There Baker ran into a slight snag. He discovered it was virtually impossible to get broadband Internet access in the rural retreat he had chosen near the cathedral city of Canterbury.
So despite his vow to take some time off from entrepreneuring, Baker ended up launching another company. Telabria will provide high-speed Internet access to rural communities in Britain using Wi-Fi-based mesh network technology.
The company launched commercial service in its first three markets last month after four months of successful market trials in Kent.
"I looked into various [broadband] options," Baker says, "and in the end I realized there were huge parts of the UK that could not get broadband at all. And that is basically how this company evolved. I recognized there was a tremendous business opportunity here."
A few small companies in the UK had already launched Wi-Fi-based rural broadband Internet services. Most, like Shere Broadband, in nearby Surrey, are community-oriented projects headed by enthusiasts. Baker has something more in mind.
"Telabria is being built to be a sustainable nationwide business for delivering service to rural communities," he says. "With a fully supported back end and a variety of value-add services, including voice over IP and others that leverage the wireless infrastructure."
How big a business could Telabria be? Significant, Baker says -- and he is nothing if not well researched.
Rural folk, he points out, rely on high-speed access-- when they can get it -- almost as much as their city cousins. Rural ISPs in the U.S. have discovered the same thing. Baker cites a study showing that 45 percent of rural broadband subscribers report using their service regularly versus 47 percent in the city.
We may think of England as a compact, densely populated, highly urbanized country, but 25 percent of the population still lives in small towns and rural areas. According to Baker's research, only 51 percent of the population in towns has access to broadband service, 16 percent in rural villages and four percent in remote rural areas.
Part of this has to do with the speed with which telco British Telecom (BT) is converting central offices (COs) to enable them to provide ADSL service. Baker cites one report estimating that there are currently over 500,000 "latent" broadband subscribers waiting for DSL service in unserved areas -- representing revenues of $280 million a year.
Even if all the regions on BT's roadmap for enabling DSL service reached the economic trigger points the company uses to justify spending $360,000 on a CO conversion, about 3 percent of the British population would still be left unserved because they're too far from the central office, Baker points out.
That percentage represents 720,000 households, an annual $400-million market.
Telabria isn't counting on just the leavings of the wireline telecom industry, though.
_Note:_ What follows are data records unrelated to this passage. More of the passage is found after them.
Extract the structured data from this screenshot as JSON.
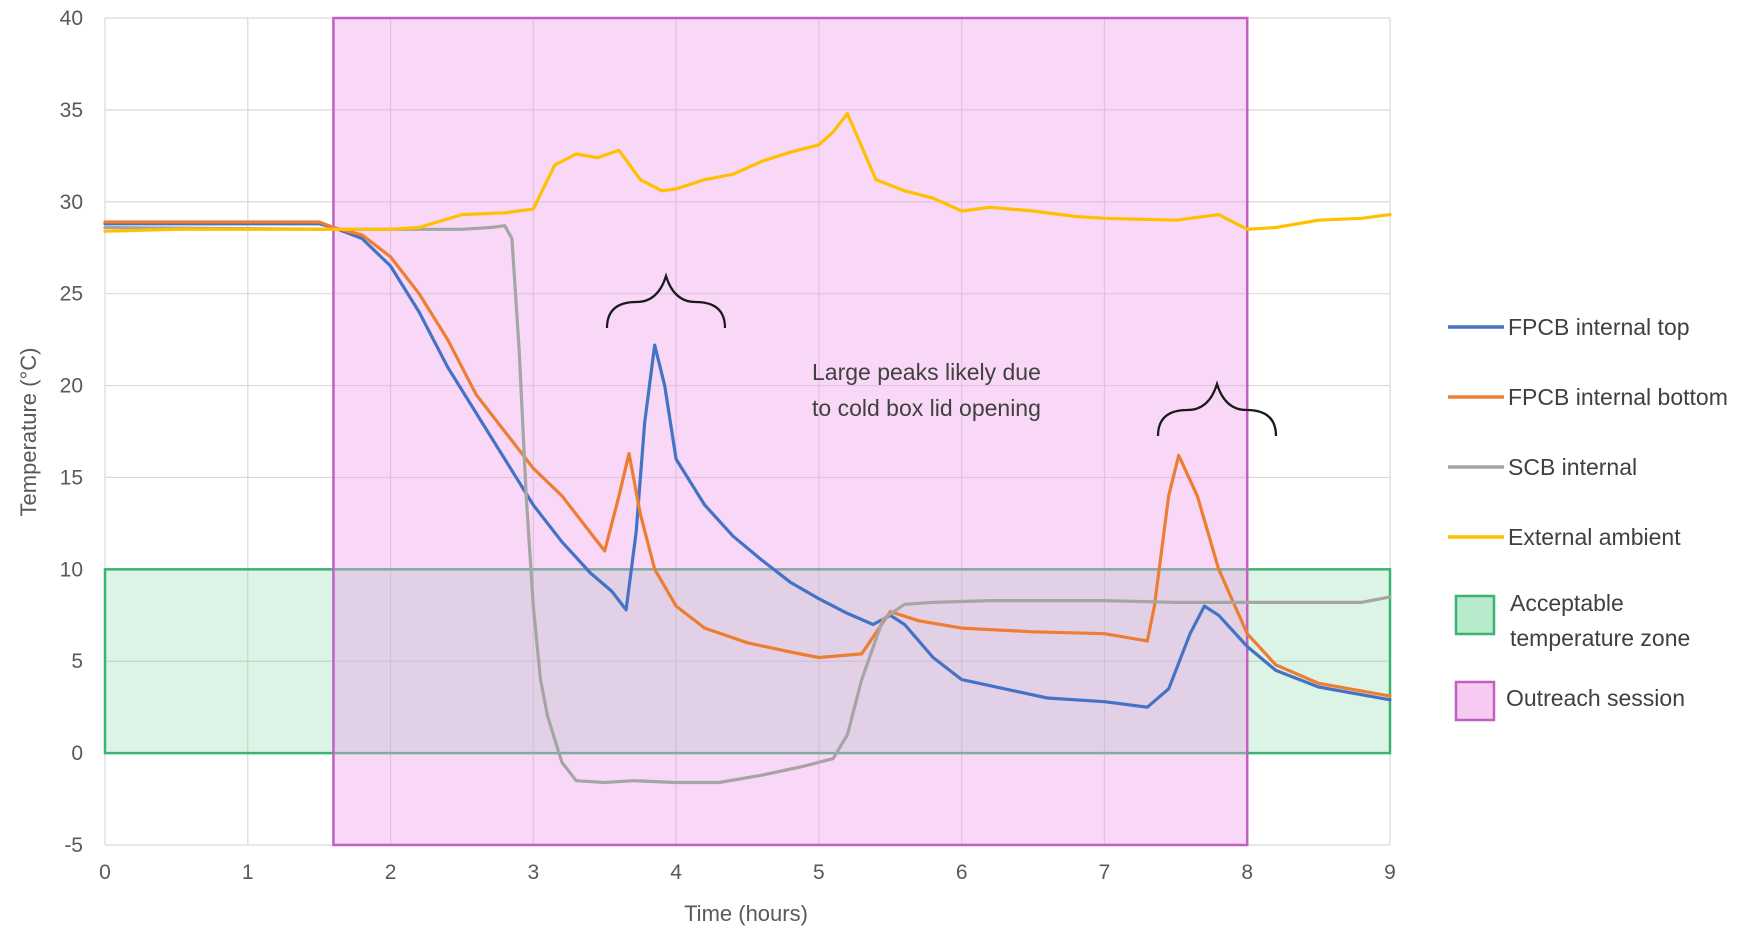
{
  "chart_data": {
    "type": "line",
    "xlabel": "Time (hours)",
    "ylabel": "Temperature (°C)",
    "xlim": [
      0,
      9
    ],
    "ylim": [
      -5,
      40
    ],
    "x_ticks": [
      0,
      1,
      2,
      3,
      4,
      5,
      6,
      7,
      8,
      9
    ],
    "y_ticks": [
      -5,
      0,
      5,
      10,
      15,
      20,
      25,
      30,
      35,
      40
    ],
    "grid": true,
    "legend_position": "right",
    "series": [
      {
        "name": "FPCB internal top",
        "color": "#4472c4",
        "points": [
          [
            0,
            28.8
          ],
          [
            0.5,
            28.8
          ],
          [
            1,
            28.8
          ],
          [
            1.5,
            28.8
          ],
          [
            1.6,
            28.6
          ],
          [
            1.8,
            28.0
          ],
          [
            2.0,
            26.5
          ],
          [
            2.2,
            24.0
          ],
          [
            2.4,
            21.0
          ],
          [
            2.6,
            18.5
          ],
          [
            2.8,
            16.0
          ],
          [
            3.0,
            13.5
          ],
          [
            3.2,
            11.5
          ],
          [
            3.4,
            9.8
          ],
          [
            3.55,
            8.8
          ],
          [
            3.65,
            7.8
          ],
          [
            3.72,
            12.0
          ],
          [
            3.78,
            18.0
          ],
          [
            3.85,
            22.2
          ],
          [
            3.92,
            20.0
          ],
          [
            4.0,
            16.0
          ],
          [
            4.2,
            13.5
          ],
          [
            4.4,
            11.8
          ],
          [
            4.6,
            10.5
          ],
          [
            4.8,
            9.3
          ],
          [
            5.0,
            8.4
          ],
          [
            5.2,
            7.6
          ],
          [
            5.38,
            7.0
          ],
          [
            5.5,
            7.5
          ],
          [
            5.6,
            7.0
          ],
          [
            5.8,
            5.2
          ],
          [
            6.0,
            4.0
          ],
          [
            6.3,
            3.5
          ],
          [
            6.6,
            3.0
          ],
          [
            7.0,
            2.8
          ],
          [
            7.3,
            2.5
          ],
          [
            7.45,
            3.5
          ],
          [
            7.6,
            6.5
          ],
          [
            7.7,
            8.0
          ],
          [
            7.8,
            7.5
          ],
          [
            8.0,
            5.8
          ],
          [
            8.2,
            4.5
          ],
          [
            8.5,
            3.6
          ],
          [
            9.0,
            2.9
          ]
        ]
      },
      {
        "name": "FPCB internal bottom",
        "color": "#ed7d31",
        "points": [
          [
            0,
            28.9
          ],
          [
            0.5,
            28.9
          ],
          [
            1,
            28.9
          ],
          [
            1.5,
            28.9
          ],
          [
            1.6,
            28.6
          ],
          [
            1.8,
            28.2
          ],
          [
            2.0,
            27.0
          ],
          [
            2.2,
            25.0
          ],
          [
            2.4,
            22.5
          ],
          [
            2.6,
            19.5
          ],
          [
            2.8,
            17.5
          ],
          [
            3.0,
            15.5
          ],
          [
            3.2,
            14.0
          ],
          [
            3.4,
            12.0
          ],
          [
            3.5,
            11.0
          ],
          [
            3.6,
            14.0
          ],
          [
            3.67,
            16.3
          ],
          [
            3.75,
            13.0
          ],
          [
            3.85,
            10.0
          ],
          [
            4.0,
            8.0
          ],
          [
            4.2,
            6.8
          ],
          [
            4.5,
            6.0
          ],
          [
            4.8,
            5.5
          ],
          [
            5.0,
            5.2
          ],
          [
            5.3,
            5.4
          ],
          [
            5.5,
            7.7
          ],
          [
            5.7,
            7.2
          ],
          [
            6.0,
            6.8
          ],
          [
            6.5,
            6.6
          ],
          [
            7.0,
            6.5
          ],
          [
            7.3,
            6.1
          ],
          [
            7.35,
            8.0
          ],
          [
            7.45,
            14.0
          ],
          [
            7.52,
            16.2
          ],
          [
            7.65,
            14.0
          ],
          [
            7.8,
            10.0
          ],
          [
            8.0,
            6.5
          ],
          [
            8.2,
            4.8
          ],
          [
            8.5,
            3.8
          ],
          [
            9.0,
            3.1
          ]
        ]
      },
      {
        "name": "SCB internal",
        "color": "#a5a5a5",
        "points": [
          [
            0,
            28.6
          ],
          [
            1.6,
            28.5
          ],
          [
            2.0,
            28.5
          ],
          [
            2.5,
            28.5
          ],
          [
            2.7,
            28.6
          ],
          [
            2.8,
            28.7
          ],
          [
            2.85,
            28.0
          ],
          [
            2.9,
            22.0
          ],
          [
            2.95,
            14.0
          ],
          [
            3.0,
            8.0
          ],
          [
            3.05,
            4.0
          ],
          [
            3.1,
            2.0
          ],
          [
            3.2,
            -0.5
          ],
          [
            3.3,
            -1.5
          ],
          [
            3.5,
            -1.6
          ],
          [
            3.7,
            -1.5
          ],
          [
            4.0,
            -1.6
          ],
          [
            4.3,
            -1.6
          ],
          [
            4.6,
            -1.2
          ],
          [
            4.9,
            -0.7
          ],
          [
            5.1,
            -0.3
          ],
          [
            5.2,
            1.0
          ],
          [
            5.3,
            4.0
          ],
          [
            5.45,
            7.3
          ],
          [
            5.6,
            8.1
          ],
          [
            5.8,
            8.2
          ],
          [
            6.2,
            8.3
          ],
          [
            7.0,
            8.3
          ],
          [
            7.5,
            8.2
          ],
          [
            8.0,
            8.2
          ],
          [
            8.5,
            8.2
          ],
          [
            8.8,
            8.2
          ],
          [
            9.0,
            8.5
          ]
        ]
      },
      {
        "name": "External ambient",
        "color": "#ffc000",
        "points": [
          [
            0,
            28.4
          ],
          [
            0.5,
            28.5
          ],
          [
            1,
            28.5
          ],
          [
            1.6,
            28.5
          ],
          [
            2.0,
            28.5
          ],
          [
            2.2,
            28.6
          ],
          [
            2.5,
            29.3
          ],
          [
            2.8,
            29.4
          ],
          [
            3.0,
            29.6
          ],
          [
            3.15,
            32.0
          ],
          [
            3.3,
            32.6
          ],
          [
            3.45,
            32.4
          ],
          [
            3.6,
            32.8
          ],
          [
            3.75,
            31.2
          ],
          [
            3.9,
            30.6
          ],
          [
            4.0,
            30.7
          ],
          [
            4.2,
            31.2
          ],
          [
            4.4,
            31.5
          ],
          [
            4.6,
            32.2
          ],
          [
            4.8,
            32.7
          ],
          [
            5.0,
            33.1
          ],
          [
            5.1,
            33.8
          ],
          [
            5.2,
            34.8
          ],
          [
            5.3,
            33.0
          ],
          [
            5.4,
            31.2
          ],
          [
            5.6,
            30.6
          ],
          [
            5.8,
            30.2
          ],
          [
            6.0,
            29.5
          ],
          [
            6.2,
            29.7
          ],
          [
            6.5,
            29.5
          ],
          [
            6.8,
            29.2
          ],
          [
            7.0,
            29.1
          ],
          [
            7.5,
            29.0
          ],
          [
            7.8,
            29.3
          ],
          [
            8.0,
            28.5
          ],
          [
            8.2,
            28.6
          ],
          [
            8.5,
            29.0
          ],
          [
            8.8,
            29.1
          ],
          [
            9.0,
            29.3
          ]
        ]
      }
    ],
    "regions": [
      {
        "name": "Acceptable temperature zone",
        "y_range": [
          0,
          10
        ],
        "x_range": [
          0,
          9
        ],
        "fill": "#7dd9a3",
        "stroke": "#3cb371"
      },
      {
        "name": "Outreach session",
        "x_range": [
          1.6,
          8.0
        ],
        "y_range": [
          -5,
          40
        ],
        "fill": "#ee9ee8",
        "stroke": "#c060c0"
      }
    ],
    "annotations": [
      {
        "text_lines": [
          "Large peaks likely due",
          "to cold box lid opening"
        ]
      }
    ]
  }
}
Baker believes wireless has reached a level of maturity where it can compete on a more than equal footing with wireline services.
"We see wireless as having significant advantages over fixed wire," he says. "Especially with the advent of nomadic services that allow users to roam within wireless zones rather than being tied to a cable. We're looking at how to deliver a whole range of services that will be significantly better than what fixed-line ADSL can offer."
It's also now possible to offer very reliable service with wireless, and that will win customer loyalty. Baker says he has asked users in his test markets what there reaction would be if BT launched DSL service in their area -- as it might in some cases within six months. They said they would stick with Telabria.